El jefe de policía se volvió hacia su subordinado.

—¿Ha descubierto algo más en sus indagaciones, Sugden? —preguntó.

—Sí, señor. Ya sé por qué Horbury se asustó al oír mencionar la policía. Hace tiempo fue conducido ante los tribunales para responder de un cargo de obtener dinero por medio de amenazas. Una especie de chantaje. Le dejaron en libertad por falta de pruebas. Pero lo más probable es que fuese culpable.

—¡Hum! —gruñó el coronel-. ¿Y qué más?

—Hemos descubierto algo en la vida de la esposa de míster George Lee. Vivió con un tal comandante Jones. Pasaba por su hija, pero no era hija suya. Míster Simeon Lee, que conocía mucho a las mujeres, debió comprender la verdad y disparó al azar cuando dijo aquello. Y, por lo tanto, dio en el blanco.

—Esto hace entrar en escena otro motivo —comentó el coronel-. Tal vez Magdalene Lee temió que su suegro supiera algo de la verdad y lo descubriera a su hijo. Lo de la llamada telefónica me pareció muy burdo.

—¿Y por qué no llama al matrimonio y hace que ellos aclaren ese punto? —sugirió el inspector.
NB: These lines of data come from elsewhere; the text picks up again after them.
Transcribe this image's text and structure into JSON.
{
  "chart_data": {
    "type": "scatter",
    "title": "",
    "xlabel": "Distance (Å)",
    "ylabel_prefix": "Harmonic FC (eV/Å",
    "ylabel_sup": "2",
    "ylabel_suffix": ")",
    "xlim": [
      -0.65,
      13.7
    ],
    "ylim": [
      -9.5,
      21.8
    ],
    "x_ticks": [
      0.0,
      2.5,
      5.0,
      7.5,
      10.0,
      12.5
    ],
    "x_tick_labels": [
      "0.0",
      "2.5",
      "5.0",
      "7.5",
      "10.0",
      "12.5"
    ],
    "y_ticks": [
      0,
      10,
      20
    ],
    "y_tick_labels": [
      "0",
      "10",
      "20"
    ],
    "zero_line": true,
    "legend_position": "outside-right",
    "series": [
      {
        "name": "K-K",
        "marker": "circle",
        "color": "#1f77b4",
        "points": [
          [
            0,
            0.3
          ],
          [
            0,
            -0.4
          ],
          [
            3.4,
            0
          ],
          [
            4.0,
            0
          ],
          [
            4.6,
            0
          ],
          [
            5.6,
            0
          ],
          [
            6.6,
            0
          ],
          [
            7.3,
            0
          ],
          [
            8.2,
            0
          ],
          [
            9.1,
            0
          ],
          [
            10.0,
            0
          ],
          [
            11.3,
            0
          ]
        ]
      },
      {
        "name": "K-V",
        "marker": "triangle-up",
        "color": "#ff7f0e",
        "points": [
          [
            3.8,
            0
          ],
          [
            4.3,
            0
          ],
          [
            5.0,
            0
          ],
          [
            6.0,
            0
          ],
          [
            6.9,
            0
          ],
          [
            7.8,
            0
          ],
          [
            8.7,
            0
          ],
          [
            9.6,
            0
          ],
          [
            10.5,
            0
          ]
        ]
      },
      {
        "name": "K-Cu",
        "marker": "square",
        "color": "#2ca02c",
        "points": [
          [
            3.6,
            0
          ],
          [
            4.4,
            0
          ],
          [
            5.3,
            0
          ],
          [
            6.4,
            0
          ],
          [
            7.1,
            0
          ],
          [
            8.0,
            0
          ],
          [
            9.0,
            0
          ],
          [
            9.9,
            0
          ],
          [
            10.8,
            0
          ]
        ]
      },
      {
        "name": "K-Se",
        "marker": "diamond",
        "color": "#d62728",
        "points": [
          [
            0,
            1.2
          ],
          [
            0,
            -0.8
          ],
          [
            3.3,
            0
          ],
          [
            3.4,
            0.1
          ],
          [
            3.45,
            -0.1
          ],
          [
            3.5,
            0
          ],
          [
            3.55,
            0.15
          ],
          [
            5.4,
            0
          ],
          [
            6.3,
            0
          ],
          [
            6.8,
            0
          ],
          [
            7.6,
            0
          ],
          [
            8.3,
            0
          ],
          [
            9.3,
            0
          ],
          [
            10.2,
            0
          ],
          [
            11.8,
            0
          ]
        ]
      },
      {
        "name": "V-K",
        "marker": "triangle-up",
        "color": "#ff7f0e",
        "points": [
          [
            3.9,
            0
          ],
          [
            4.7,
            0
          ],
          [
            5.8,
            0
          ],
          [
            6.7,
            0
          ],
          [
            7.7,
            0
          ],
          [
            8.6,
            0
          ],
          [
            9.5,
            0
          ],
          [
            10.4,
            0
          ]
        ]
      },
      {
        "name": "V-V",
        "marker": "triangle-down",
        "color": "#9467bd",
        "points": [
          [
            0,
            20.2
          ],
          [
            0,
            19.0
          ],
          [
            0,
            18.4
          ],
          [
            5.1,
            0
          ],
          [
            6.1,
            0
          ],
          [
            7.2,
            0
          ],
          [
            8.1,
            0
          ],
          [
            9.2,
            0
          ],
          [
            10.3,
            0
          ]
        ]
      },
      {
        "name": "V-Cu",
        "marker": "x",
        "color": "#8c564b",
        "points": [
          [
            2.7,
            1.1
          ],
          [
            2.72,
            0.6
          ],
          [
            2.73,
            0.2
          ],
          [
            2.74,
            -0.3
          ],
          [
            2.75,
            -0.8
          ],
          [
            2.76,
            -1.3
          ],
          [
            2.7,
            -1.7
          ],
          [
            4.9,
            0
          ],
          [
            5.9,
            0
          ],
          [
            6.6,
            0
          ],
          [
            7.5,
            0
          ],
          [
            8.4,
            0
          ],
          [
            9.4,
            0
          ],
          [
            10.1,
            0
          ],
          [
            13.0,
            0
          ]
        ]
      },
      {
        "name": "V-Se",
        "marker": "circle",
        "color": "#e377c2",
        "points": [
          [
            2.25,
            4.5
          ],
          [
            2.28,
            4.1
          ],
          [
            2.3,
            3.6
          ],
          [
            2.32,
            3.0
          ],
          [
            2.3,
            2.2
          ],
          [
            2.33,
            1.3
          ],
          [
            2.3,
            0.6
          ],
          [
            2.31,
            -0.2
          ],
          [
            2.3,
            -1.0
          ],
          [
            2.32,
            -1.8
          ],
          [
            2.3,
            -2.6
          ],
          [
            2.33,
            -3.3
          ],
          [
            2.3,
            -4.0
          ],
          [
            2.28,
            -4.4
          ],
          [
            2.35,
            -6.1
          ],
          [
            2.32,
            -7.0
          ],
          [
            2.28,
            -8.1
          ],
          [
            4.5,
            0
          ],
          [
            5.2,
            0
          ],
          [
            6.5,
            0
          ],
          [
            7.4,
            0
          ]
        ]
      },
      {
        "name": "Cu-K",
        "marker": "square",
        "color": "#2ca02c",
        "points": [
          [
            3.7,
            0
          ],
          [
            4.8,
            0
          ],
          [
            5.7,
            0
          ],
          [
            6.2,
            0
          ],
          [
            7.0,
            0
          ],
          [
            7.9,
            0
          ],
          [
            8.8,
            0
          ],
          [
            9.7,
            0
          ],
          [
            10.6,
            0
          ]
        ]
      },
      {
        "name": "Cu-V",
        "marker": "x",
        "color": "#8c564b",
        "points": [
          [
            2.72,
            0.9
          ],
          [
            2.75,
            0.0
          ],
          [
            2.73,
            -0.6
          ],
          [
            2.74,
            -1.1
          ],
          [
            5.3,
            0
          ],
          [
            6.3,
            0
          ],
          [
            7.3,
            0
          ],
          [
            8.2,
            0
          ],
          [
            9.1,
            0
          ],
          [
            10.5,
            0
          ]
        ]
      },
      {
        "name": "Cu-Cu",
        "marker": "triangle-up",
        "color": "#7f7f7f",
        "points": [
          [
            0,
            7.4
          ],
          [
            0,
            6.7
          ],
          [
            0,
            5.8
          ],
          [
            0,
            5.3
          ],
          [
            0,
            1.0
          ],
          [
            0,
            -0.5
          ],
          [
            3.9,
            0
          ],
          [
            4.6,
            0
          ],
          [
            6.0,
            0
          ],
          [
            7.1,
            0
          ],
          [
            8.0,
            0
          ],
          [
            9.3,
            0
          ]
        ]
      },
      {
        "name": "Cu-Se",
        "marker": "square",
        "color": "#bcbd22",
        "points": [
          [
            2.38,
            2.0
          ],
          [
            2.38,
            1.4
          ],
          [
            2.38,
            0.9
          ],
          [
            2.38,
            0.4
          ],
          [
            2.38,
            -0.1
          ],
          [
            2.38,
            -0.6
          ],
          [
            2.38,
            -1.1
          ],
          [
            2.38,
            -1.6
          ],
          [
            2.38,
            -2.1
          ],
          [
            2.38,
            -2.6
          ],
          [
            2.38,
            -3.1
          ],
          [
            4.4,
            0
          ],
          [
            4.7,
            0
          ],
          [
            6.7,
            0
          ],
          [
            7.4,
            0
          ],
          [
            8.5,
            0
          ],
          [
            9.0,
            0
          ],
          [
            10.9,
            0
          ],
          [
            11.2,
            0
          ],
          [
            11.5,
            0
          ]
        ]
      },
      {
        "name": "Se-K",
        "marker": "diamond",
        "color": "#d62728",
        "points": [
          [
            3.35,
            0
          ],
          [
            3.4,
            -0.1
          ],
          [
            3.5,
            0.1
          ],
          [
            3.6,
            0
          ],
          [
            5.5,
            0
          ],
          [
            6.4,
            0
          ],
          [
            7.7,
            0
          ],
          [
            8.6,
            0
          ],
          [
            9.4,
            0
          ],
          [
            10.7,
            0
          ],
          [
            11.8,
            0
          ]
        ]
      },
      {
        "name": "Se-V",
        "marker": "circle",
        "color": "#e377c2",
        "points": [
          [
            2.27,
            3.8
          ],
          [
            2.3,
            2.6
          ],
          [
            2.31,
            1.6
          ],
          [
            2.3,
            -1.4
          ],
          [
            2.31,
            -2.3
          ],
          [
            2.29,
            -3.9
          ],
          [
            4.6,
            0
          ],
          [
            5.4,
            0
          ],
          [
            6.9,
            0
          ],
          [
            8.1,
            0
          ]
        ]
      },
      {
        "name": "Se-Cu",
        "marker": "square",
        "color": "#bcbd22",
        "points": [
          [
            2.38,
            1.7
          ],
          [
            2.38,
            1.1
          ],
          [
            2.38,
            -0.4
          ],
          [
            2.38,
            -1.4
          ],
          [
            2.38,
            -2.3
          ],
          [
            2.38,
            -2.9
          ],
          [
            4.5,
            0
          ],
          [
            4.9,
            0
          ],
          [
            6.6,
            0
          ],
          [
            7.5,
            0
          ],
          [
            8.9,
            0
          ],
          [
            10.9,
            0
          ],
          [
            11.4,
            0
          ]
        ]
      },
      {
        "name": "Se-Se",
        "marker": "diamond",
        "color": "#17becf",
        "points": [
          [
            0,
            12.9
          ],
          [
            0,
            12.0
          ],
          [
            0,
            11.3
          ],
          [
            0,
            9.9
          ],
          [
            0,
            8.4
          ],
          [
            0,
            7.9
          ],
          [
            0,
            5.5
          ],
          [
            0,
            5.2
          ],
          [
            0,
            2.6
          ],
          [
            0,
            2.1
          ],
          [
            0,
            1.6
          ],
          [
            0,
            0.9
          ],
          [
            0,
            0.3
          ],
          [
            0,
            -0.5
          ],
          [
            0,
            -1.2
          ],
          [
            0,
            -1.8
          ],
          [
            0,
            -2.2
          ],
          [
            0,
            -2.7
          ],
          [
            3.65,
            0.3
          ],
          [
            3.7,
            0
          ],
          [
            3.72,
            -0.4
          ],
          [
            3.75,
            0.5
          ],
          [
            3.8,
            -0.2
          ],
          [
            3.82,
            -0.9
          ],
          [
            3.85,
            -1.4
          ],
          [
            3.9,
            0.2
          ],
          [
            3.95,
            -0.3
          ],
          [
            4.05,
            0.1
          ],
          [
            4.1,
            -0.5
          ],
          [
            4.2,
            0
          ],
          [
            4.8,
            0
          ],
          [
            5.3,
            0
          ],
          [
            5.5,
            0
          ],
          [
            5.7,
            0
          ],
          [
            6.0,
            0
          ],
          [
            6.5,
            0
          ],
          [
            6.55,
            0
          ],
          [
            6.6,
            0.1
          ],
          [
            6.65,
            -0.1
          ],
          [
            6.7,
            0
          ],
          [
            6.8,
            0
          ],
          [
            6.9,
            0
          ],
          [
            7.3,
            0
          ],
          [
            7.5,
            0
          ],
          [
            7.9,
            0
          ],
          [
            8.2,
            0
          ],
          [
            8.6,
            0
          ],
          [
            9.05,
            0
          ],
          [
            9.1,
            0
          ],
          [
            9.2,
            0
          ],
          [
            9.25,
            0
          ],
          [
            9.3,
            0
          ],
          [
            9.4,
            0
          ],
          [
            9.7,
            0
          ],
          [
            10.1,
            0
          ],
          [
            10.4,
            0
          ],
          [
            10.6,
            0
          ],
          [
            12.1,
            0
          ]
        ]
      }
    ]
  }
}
—Me parece una buena idea —replicó el coronel. Por medio del timbre llamó a Tressilian y le pidió:

—Diga a míster George Lee y a su esposa que hagan el favor de venir.

Cuando el viejo mayordomo se volvía, Poirot le dijo:

—¿No se ha cambiado la fecha del calendario de pared desde que se cometió el crimen?

—¿Qué calendario, señor? —preguntó Tressilian, volviendo la cabeza.

—El que está en la pared.

Los tres hombres se hallaban sentados en el pequeño despacho de Alfred Lee. El calendario en cuestión era muy grande, con un bloc de hojas en cada una de las cuales iba impreso el día.

Tressilian entornó los ojos y avanzó hasta quedar a medio metro del calendario.

—Usted perdone, señor —dijo-. El calendario está al día. Hoy es veintiséis.

—¡Oh! ¿Y quién habrá arrancado las hojas?

—Míster Lee lo hace todas las mañanas. Es un caballero muy metódico.

—Ya entiendo. Muchas gracias, Tressilian.

Cuando el mayordomo se hubo retirado, Sugden inquirió, extrañado:

—¿Hay algo en ese calendario, monsieur Poirot? Encogiéndose de hombros, Poirot contestó:

—El calendario no tiene ninguna importancia. Sólo quería hacer un pequeño experimento.